Est-il sage d’attendre de Dieu un deuxième miracle ?
    — À Dieu plaise, Sire ! Tout le royaume en ce
moment prie pour vous, et il ne se peut que ces prières n’aient aucun effet,
tant elles sont nombreuses et ferventes.
    — Plaise à toi meshui que nous ne parlions plus de mes
terrestres jours. Ce que je désire présentement de toi, Sioac , c’est un
exploit de ta merveilleuse remembrance.
    — Sire, la grand merci, mais est-elle si
merveilleuse ?
    — Ne sais-tu pas, en plus de ta langue maternelle,
trois autres langues ?
    — Si fait !
    — Eh bien, voici ce que je veux de toi : me
ramentevoir présentement toutes les campagnes que j’ai faites durant mon règne.

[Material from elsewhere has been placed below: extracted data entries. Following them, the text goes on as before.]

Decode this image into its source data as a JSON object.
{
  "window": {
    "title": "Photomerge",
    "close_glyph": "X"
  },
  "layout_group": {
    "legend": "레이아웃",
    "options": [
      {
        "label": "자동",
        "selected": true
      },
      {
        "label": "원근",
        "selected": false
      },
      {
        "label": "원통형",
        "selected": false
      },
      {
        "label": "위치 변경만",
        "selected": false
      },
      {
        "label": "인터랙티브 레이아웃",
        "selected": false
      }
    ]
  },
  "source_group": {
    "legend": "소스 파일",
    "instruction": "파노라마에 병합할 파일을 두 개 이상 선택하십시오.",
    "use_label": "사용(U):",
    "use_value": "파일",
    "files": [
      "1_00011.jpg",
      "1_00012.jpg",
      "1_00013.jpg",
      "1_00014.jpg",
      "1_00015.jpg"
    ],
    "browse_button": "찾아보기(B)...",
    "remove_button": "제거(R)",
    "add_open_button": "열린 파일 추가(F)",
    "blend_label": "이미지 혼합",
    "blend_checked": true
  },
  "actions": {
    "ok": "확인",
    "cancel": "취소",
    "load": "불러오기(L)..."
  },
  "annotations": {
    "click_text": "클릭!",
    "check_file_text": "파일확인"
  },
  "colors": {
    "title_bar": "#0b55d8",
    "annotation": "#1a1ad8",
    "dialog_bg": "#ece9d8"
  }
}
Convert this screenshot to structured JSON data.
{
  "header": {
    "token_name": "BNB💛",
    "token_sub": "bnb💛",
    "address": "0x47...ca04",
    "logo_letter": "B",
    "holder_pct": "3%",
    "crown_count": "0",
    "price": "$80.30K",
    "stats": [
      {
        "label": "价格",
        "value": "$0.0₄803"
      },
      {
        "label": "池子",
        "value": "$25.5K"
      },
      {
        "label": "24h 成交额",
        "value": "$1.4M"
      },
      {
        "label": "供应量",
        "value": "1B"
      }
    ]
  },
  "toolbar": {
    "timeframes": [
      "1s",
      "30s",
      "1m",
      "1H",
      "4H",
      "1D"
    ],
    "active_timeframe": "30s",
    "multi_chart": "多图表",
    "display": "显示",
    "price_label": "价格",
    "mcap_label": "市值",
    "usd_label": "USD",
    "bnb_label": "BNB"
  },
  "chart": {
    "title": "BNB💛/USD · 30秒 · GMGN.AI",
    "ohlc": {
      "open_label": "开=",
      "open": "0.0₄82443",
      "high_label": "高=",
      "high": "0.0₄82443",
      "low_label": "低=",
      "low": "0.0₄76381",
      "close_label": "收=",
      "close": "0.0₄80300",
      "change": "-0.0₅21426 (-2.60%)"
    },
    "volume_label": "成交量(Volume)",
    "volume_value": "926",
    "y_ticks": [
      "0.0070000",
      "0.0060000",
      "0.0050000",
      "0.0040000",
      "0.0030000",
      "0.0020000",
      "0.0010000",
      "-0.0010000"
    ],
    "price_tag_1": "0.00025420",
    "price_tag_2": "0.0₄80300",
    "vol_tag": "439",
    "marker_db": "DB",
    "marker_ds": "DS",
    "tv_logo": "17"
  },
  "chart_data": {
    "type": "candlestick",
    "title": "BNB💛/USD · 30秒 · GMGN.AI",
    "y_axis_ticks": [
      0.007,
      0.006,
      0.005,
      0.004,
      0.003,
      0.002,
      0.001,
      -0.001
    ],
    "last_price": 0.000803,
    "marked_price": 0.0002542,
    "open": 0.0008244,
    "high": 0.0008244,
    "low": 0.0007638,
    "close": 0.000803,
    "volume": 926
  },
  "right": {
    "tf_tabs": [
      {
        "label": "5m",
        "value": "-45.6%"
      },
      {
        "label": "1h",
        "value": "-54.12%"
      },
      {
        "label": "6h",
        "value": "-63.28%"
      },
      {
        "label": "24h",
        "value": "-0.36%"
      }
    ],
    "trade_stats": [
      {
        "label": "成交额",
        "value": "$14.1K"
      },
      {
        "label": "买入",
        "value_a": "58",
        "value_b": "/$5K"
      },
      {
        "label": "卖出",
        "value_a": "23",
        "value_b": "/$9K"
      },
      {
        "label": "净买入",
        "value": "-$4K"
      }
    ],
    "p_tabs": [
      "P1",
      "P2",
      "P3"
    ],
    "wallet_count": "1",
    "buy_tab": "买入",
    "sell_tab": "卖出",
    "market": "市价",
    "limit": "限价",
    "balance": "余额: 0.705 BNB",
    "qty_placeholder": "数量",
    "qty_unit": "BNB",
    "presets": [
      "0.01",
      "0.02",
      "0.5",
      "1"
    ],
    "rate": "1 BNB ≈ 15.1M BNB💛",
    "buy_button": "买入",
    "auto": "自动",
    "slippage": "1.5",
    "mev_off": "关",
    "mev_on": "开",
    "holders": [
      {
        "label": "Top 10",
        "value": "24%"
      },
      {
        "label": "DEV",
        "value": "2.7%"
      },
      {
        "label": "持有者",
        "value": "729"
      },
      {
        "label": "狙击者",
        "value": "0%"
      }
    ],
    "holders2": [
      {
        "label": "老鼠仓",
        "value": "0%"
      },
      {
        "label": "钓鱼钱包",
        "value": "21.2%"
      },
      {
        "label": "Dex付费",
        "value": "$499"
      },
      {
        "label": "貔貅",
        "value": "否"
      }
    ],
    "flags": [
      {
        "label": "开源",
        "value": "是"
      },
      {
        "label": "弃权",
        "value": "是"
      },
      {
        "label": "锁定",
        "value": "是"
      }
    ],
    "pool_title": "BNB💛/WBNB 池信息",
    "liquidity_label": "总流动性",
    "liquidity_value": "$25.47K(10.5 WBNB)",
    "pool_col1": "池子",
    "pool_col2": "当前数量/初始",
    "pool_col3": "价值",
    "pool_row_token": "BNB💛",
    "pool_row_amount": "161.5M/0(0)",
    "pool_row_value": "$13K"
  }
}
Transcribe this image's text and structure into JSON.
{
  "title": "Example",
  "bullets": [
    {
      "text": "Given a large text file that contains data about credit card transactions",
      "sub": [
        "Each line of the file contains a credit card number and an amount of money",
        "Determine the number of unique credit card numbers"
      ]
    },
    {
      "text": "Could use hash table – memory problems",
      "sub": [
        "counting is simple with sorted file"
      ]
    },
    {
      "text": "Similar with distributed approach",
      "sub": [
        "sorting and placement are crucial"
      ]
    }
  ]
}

    Si étrange que me parut cette exigence qu’il avait déjà
formulée quelques jours plus tôt, ce qui ne laissa pas de m’étonner, je ne pouvais
que je ne l’acceptasse. Et je me mis à l’œuvre, la voix haute et claire,
récapitulant toutes ses campagnes : la conquête de Suse en Italie,
l’occupation de Pignerol, la défense de Casal, le siège de La Rochelle, les
villes conquises en Lorraine ou sur le Rhin, la guerre victorieuse contre les
Espagnols et les Impériaux, et enfin – last, but non least – la
reconquête de l’Artois et celle du Roussillon. En fait, comme je m’y attendais,
Louis connaissait le détail de ses guerres bien mieux que moi, et il eut
l’occasion plus d’une fois de me corriger, ce qu’il fit non sans plaisir, à ce
qu’il me sembla. Il n’ajouta aucun commentaire à ma râtelée, mais à interroger
discrètement son visage, il me parut qu’il éprouvait une profonde satisfaction
devant l’œuvre qu’avec l’aide de Richelieu il avait accomplie pour protéger et
parfaire son royaume.
    —  Sioac, reprit-il, j’ai une difficile mission à
quérir de toi et je dirais même que c’est une épreuve, et je doute que tu
l’acceptes.
    — Sire, doutez-vous de mon acquiescement ?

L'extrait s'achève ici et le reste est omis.